Roughly 85 percent of Americans who trust conservative news outlets and Fox News said they believe people spend too much time discussing gender and pronouns, compared with 54 percent of adults who watch mainstream news.

Generation Z is the only generation in which a minority of respondents – 48 percent – said people spend too much of their time talking about gender, compared with 54 percent of Millennials and 66 percent of Generation X. About 70 percent of Baby Boomers and 73 percent of members of the Silent Generation said they were tired of discussing gender and pronouns.

Members of Generation Z are also much more likely than other generations to identify as lesbian, gay, bisexual, transgender or queer, with 20 percent in a recent Gallup poll identifying as LGBTQ.

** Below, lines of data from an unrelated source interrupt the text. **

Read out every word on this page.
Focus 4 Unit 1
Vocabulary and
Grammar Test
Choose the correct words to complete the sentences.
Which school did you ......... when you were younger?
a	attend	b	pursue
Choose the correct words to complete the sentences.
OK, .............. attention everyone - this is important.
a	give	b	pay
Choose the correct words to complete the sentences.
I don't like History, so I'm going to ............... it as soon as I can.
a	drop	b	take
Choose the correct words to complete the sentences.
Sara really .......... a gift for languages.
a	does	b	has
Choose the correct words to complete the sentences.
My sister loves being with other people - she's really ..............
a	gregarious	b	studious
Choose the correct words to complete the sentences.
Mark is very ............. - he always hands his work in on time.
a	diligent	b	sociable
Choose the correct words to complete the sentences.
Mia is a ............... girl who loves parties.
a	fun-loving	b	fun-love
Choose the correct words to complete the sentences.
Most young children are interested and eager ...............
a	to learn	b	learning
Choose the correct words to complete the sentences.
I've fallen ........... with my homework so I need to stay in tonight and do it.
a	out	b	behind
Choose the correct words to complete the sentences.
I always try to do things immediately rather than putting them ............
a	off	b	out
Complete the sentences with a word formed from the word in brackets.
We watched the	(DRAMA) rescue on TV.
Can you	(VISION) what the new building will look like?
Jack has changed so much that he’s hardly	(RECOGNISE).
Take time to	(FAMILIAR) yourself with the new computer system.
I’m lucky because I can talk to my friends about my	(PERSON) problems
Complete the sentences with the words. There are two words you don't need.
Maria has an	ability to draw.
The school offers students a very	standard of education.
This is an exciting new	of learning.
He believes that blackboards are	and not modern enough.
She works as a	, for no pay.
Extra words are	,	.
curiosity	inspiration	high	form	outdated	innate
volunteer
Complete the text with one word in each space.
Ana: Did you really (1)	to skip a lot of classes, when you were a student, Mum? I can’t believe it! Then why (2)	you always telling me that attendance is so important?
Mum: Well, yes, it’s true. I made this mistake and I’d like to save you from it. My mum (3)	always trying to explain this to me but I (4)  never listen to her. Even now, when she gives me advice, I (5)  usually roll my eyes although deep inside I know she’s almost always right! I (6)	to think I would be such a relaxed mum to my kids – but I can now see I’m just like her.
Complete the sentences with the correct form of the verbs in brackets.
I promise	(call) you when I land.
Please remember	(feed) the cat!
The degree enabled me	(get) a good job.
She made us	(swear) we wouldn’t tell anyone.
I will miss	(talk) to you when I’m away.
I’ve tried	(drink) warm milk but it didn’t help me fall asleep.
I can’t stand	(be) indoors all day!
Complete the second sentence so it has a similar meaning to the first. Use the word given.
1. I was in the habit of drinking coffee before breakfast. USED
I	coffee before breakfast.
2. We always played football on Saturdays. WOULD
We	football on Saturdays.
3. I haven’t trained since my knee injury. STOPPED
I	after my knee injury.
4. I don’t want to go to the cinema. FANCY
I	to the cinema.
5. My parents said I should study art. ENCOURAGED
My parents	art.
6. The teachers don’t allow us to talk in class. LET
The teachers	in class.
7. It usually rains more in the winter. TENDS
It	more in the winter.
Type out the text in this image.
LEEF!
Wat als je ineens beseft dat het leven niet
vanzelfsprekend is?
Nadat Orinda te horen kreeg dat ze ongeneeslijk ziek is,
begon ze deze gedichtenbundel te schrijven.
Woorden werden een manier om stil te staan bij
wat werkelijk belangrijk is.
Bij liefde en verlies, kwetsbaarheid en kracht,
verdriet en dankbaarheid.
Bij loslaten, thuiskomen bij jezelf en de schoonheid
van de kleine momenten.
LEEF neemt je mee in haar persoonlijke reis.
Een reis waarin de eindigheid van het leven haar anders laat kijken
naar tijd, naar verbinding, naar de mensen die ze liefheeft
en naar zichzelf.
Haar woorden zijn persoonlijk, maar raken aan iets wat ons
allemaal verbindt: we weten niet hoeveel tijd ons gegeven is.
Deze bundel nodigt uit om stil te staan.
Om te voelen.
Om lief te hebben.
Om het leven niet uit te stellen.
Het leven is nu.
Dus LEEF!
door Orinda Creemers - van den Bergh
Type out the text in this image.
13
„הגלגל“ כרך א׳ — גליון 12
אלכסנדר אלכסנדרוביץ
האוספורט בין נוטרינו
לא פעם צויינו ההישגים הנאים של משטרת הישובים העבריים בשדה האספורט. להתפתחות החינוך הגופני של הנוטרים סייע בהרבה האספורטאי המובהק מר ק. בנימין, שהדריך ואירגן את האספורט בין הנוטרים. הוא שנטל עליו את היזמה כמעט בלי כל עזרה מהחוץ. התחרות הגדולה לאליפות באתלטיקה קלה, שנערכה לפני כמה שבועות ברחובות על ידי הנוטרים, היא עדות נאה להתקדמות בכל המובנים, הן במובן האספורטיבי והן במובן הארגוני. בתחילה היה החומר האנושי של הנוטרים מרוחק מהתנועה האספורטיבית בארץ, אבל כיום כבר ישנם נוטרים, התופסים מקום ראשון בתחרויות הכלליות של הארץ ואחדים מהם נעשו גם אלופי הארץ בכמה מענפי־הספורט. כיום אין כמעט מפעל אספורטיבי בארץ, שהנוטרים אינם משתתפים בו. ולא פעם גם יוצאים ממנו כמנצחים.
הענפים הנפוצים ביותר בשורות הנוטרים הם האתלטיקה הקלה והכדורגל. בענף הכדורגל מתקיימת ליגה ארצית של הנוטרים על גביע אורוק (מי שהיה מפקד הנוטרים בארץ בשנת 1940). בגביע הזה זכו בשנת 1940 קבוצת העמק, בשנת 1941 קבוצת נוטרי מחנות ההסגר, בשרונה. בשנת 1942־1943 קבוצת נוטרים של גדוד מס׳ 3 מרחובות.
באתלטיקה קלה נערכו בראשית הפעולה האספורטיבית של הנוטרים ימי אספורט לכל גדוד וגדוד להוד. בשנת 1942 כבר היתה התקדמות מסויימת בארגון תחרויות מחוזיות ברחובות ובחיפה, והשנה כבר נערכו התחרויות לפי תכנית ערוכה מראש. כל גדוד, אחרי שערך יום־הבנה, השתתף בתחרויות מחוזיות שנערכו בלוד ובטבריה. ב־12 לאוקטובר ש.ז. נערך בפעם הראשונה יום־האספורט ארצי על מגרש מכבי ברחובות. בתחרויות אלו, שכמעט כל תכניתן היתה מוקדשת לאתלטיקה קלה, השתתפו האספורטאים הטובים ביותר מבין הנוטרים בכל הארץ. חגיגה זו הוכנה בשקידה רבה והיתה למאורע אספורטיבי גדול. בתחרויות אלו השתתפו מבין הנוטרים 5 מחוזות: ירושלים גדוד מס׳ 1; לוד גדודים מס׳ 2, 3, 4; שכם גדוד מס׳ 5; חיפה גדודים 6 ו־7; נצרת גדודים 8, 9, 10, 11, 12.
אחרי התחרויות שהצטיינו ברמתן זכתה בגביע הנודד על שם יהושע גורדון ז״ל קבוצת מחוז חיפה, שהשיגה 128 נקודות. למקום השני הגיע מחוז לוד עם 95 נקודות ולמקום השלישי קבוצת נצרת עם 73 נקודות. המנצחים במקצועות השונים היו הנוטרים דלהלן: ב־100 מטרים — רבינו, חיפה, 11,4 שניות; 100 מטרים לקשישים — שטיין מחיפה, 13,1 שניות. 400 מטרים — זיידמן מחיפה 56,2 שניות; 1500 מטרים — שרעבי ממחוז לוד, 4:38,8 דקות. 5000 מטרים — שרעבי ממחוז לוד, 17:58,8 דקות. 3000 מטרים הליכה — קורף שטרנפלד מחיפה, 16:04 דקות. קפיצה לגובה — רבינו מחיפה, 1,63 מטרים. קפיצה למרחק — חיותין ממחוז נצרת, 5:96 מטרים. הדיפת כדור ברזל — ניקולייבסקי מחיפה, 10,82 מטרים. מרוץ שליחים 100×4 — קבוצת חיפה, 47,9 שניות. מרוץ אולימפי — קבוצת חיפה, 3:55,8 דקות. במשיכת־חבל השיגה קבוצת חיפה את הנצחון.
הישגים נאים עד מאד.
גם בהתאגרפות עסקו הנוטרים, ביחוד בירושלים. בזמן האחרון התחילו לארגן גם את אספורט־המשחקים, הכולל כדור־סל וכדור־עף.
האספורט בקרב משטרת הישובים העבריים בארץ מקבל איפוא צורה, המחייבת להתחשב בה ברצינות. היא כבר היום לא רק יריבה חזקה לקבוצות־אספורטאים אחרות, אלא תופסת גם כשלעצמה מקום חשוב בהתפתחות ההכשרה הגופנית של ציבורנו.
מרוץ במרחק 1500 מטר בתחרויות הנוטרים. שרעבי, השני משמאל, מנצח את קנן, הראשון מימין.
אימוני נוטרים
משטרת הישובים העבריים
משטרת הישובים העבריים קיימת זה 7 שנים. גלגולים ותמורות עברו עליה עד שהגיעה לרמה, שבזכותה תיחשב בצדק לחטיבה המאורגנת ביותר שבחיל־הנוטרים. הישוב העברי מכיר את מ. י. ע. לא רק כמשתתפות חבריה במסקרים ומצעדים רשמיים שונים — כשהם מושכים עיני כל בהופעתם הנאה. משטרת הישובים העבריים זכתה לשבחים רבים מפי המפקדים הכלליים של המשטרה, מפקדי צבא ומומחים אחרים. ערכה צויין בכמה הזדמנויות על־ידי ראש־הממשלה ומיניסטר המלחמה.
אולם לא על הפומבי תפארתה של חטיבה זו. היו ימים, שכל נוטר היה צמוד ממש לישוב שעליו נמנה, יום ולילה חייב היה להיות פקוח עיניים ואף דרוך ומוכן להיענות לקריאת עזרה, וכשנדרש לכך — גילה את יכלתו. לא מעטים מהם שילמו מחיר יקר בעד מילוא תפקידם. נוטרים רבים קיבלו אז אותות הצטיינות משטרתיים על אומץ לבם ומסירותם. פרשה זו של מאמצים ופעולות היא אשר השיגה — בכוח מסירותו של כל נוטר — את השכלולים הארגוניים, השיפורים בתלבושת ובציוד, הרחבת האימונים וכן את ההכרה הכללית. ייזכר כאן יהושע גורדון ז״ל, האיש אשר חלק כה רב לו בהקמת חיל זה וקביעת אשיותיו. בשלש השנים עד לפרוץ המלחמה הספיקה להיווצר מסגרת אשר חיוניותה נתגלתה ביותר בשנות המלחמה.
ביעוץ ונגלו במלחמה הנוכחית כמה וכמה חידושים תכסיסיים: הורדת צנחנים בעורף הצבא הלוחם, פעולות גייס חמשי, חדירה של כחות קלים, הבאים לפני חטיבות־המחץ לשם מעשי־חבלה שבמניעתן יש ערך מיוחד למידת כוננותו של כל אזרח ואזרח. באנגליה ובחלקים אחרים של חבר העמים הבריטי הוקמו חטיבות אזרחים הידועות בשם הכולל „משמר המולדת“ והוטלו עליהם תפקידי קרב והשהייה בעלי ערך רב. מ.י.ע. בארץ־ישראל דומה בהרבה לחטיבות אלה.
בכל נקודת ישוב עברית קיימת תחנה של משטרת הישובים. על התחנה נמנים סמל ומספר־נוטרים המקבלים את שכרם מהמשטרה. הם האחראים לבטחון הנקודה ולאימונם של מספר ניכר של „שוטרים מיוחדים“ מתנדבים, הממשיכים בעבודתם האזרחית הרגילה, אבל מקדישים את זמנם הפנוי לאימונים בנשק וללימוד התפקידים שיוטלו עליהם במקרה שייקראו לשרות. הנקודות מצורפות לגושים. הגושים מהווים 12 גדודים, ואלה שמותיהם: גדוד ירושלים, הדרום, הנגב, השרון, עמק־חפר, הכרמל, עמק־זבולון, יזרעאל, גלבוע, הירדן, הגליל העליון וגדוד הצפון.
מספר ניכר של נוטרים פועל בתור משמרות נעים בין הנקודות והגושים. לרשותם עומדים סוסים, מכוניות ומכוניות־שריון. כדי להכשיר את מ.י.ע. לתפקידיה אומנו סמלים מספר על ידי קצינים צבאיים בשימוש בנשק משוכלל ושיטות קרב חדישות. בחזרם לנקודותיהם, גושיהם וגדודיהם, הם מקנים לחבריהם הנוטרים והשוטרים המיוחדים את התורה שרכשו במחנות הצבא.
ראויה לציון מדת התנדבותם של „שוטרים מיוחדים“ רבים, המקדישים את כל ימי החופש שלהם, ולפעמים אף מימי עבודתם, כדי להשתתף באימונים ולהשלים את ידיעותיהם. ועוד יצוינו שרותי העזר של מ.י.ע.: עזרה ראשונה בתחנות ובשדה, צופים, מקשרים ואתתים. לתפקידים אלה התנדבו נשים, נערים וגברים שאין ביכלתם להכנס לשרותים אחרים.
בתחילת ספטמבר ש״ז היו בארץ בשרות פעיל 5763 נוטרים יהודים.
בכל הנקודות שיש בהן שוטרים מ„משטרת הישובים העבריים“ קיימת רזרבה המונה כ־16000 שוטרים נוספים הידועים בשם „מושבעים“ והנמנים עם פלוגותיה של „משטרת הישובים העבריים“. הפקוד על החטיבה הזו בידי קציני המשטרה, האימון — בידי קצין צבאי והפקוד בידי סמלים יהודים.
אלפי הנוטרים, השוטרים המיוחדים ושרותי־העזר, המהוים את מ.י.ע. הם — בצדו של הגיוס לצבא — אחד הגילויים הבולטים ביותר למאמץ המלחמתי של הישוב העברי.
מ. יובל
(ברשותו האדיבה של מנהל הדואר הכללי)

Generation Z’s increase in LGBTQ identification has shaken some conservative political leaders, many of whom have argued that it proves young people are being pressured into being gay or transgender through social media or by their peers.

Less than half of Americans in Thursday’s PRRI survey said they believe “social contagion” is driving more adolescents and children to come out as transgender, although that belief diverges along partisan lines, with 74 percent of Republicans and just 21 percent of Democrats saying that young people are being peer pressured into identifying as transgender.